To start, Keats selected two species he felt might be genetically similar to God. Without any of God's genetic material to compare them to, he decided to test their likeness through a kind of reverse engineering. Using a genetic experimentation process known as in vitro evolution, he put the species in controlled environments designed to encourage rapid mutation. He hoped to see signs of God as the organisms grew and multiplied.As any good scientist would, Keats first consulted "field notes" written by those who had had direct contact with his subject. Besides brushing up on the Quran, the Bible, and the Torah, Keats read some 40 books written by theologians and historians on the topic of the monotheistic Western God. The field notes had limitations. Moses, for instance, had only seen God from behind when he appeared on Mount Sinai. Yet Keats managed to pinpoint three Godly identifying characteristics noted in nearly all the texts: omnipresence, omniscience, and omnipotence.
For his first experiment, Keats selected cyanobacteria, a primordial, algaelike organism from the tree of life branch eubacteria. While not omnipresent, it is found everywhere from deserts to polar regions to the ocean. Although Keats wanted to use human stem cells in his second experiment to test the Bible's claim that God created man in his image, he was unable to persuade UCSF's stem cell labs to allow him access to their cultures. Instead he chose fruit flies, which belong to eukaryotes, the same kingdom to which humans belong.
As nearly all the field notes talked about God's affinity for prayer, Keats decided to try to encourage God-like mutation through exposing both species to "ambient worship" from three major monotheistic religions: Judaism, Islam, and Christianity. Keats would keep a detailed logbook of the experiments. He'd photograph the petri dishes full of bacteria and the flies in their bottles every single day and note any changes. He would be looking for signs of increased omnipresence.
"God makes use of prayer, or demands prayer. ... The ability to metabolize worship, metaphorically speaking, seems to be kind of particular to God's DNA," says Keats. "So we're hoping that one of the many random mutations that happen in the petri dish allows it to take advantage of the ambient worship."
Ironically, considering the anal retentiveness of the entire procedure, Keats' method of evaluating his samples' increased omnipresence was crude. He would simply see if they'd grown a lot.
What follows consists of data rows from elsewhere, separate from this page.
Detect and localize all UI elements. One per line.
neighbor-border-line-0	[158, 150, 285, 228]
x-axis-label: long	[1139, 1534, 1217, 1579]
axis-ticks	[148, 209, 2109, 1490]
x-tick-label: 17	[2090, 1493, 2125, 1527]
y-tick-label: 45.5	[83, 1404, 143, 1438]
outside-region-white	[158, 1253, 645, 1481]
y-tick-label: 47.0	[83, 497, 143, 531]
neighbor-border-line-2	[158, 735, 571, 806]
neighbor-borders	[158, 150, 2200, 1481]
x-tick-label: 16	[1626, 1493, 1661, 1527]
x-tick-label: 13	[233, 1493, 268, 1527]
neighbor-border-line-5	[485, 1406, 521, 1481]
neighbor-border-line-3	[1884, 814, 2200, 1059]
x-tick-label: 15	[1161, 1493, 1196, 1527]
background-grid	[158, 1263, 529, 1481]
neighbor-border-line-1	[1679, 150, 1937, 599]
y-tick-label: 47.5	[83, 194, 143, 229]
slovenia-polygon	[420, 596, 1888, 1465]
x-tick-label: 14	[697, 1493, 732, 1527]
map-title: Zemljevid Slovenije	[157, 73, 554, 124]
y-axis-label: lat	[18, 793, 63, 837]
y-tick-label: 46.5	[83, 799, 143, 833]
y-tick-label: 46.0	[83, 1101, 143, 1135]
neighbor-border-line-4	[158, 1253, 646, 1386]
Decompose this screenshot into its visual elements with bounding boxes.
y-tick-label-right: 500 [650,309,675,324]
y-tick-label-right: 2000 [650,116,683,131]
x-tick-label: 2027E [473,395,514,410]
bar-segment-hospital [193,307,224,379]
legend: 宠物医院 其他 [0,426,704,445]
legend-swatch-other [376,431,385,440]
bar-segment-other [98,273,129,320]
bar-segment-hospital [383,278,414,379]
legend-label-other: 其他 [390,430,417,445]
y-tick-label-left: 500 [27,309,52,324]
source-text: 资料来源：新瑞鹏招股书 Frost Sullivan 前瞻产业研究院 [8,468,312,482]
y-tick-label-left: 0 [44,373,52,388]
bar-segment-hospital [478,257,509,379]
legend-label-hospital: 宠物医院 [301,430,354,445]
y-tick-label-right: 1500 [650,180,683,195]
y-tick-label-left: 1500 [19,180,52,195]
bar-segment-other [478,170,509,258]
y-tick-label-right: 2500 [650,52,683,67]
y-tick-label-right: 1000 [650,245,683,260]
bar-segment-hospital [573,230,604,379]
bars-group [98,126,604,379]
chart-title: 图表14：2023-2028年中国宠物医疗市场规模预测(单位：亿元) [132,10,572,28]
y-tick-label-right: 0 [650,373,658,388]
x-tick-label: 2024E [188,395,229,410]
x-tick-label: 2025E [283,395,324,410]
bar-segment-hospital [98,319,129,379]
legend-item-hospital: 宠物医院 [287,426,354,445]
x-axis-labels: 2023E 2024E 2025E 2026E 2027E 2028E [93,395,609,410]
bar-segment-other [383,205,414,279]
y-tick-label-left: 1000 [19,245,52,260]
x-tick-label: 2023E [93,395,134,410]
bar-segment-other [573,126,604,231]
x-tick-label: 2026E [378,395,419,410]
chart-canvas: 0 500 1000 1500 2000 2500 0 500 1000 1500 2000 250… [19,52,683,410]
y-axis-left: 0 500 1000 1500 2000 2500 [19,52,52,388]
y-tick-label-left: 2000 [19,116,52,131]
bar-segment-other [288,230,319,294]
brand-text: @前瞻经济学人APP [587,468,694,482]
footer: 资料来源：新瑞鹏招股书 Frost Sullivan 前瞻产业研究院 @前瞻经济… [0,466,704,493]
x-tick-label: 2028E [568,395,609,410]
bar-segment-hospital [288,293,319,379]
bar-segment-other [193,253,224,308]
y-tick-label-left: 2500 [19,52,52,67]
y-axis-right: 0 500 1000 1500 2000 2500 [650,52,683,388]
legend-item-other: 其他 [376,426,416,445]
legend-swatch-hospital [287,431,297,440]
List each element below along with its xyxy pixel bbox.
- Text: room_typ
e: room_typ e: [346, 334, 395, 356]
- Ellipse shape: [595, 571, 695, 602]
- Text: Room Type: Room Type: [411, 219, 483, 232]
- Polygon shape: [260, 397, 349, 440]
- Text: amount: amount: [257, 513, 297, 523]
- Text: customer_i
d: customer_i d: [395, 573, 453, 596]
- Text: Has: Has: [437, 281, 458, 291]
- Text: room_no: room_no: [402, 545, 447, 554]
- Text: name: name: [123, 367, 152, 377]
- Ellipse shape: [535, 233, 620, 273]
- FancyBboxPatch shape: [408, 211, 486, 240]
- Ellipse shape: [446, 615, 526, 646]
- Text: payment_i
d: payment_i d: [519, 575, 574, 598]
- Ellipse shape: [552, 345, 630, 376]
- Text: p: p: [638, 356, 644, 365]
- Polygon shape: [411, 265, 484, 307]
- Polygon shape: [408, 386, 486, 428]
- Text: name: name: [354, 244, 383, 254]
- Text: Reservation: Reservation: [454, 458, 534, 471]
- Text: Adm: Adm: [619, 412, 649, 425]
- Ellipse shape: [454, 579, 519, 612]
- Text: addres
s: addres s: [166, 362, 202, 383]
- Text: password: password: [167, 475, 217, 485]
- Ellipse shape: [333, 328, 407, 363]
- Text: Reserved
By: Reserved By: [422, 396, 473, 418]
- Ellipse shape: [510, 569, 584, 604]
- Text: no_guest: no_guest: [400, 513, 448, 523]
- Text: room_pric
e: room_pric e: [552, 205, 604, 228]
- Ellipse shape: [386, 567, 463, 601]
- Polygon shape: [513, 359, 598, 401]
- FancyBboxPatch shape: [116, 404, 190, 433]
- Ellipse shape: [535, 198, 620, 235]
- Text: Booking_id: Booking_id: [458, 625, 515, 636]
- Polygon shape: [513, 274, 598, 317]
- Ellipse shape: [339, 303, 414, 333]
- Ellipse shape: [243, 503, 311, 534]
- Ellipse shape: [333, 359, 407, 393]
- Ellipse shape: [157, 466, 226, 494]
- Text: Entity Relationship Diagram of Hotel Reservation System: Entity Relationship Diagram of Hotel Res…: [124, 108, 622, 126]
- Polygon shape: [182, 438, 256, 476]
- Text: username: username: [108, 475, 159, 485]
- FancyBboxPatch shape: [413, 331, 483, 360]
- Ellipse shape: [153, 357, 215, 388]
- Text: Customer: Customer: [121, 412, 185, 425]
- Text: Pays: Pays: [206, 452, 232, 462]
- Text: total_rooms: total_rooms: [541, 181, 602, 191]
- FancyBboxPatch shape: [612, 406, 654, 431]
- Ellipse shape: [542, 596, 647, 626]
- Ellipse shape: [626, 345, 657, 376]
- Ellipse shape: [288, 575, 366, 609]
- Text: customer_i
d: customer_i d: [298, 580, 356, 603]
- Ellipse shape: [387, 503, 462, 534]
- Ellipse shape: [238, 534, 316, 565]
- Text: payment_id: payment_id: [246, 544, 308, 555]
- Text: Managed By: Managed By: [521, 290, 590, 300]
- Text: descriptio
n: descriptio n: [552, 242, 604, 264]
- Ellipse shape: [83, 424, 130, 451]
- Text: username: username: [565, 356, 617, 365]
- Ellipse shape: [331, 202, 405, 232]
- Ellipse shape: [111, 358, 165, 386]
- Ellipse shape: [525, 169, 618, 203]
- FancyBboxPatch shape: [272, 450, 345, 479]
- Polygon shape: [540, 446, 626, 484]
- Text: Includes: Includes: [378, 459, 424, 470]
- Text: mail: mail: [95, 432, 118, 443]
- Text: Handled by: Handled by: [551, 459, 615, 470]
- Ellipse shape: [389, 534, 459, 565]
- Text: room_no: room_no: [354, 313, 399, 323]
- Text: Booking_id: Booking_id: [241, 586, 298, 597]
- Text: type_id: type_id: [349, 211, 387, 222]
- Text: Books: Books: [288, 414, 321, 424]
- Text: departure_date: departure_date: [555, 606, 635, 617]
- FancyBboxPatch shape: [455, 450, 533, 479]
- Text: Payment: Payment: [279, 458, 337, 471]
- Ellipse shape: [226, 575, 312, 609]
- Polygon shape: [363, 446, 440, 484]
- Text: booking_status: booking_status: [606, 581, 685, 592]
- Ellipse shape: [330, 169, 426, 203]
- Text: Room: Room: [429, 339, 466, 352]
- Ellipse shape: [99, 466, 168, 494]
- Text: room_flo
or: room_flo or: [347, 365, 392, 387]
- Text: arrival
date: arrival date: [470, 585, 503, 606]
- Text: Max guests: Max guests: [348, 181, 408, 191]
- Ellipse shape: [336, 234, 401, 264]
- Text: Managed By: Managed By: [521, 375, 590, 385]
Earlier this summer, Keats successfully completed his first experiment, with cyanobacteria given him by a scientist acquaintance at the University of San Francisco. He placed smudges of it in four petri dishes under elegant glass bell jars attached to the tape players. After a few days, Keats saw -- lo and behold -- signs of omnipresence. The bacteria in the prayer groups had grown into larger smudges than the bacteria exposed to KGO radio. Each day Keats meticulously photographed the contents of the petri dishes next to a ruler.
For the cyanobacteria to truly be omnipresent, Keats believed, they would need to "permeate the universe." Since the universe expanded outward from the moment of the big bang at the speed of light, Keats figured that if he actually bred God, it would need to also grow in its petri dish at the speed of light.
"So -- big numbers, and we're not getting them yet," said Keats.
The prayer groups, however, had grown more than the control group. In particular, the cyanobacteria that had been listening to the Kyrie spawned a dark stain at the very edge of the petri dish that looked to Keats as if it was trying to "fly away." In his September show at Modernism, he plans to do the cyanobacteria experiment again to verify his results.
Now, Keats was on to the fruit flies. On an afternoon in July, the bottoms of the bottles of fruit flies were swarming with white larvae. It seemed a pretty gross result to be encouraging in your living room, especially if you were someone like Keats, who was wearing a preppy white oxford shirt tucked into white chinos and who was listening to a Mozart piano concerto.
"I can't bear insects or anything creepy-crawly or bacteria or mold," admitted Keats. "But when you're making art, you just kind of learn to live with it."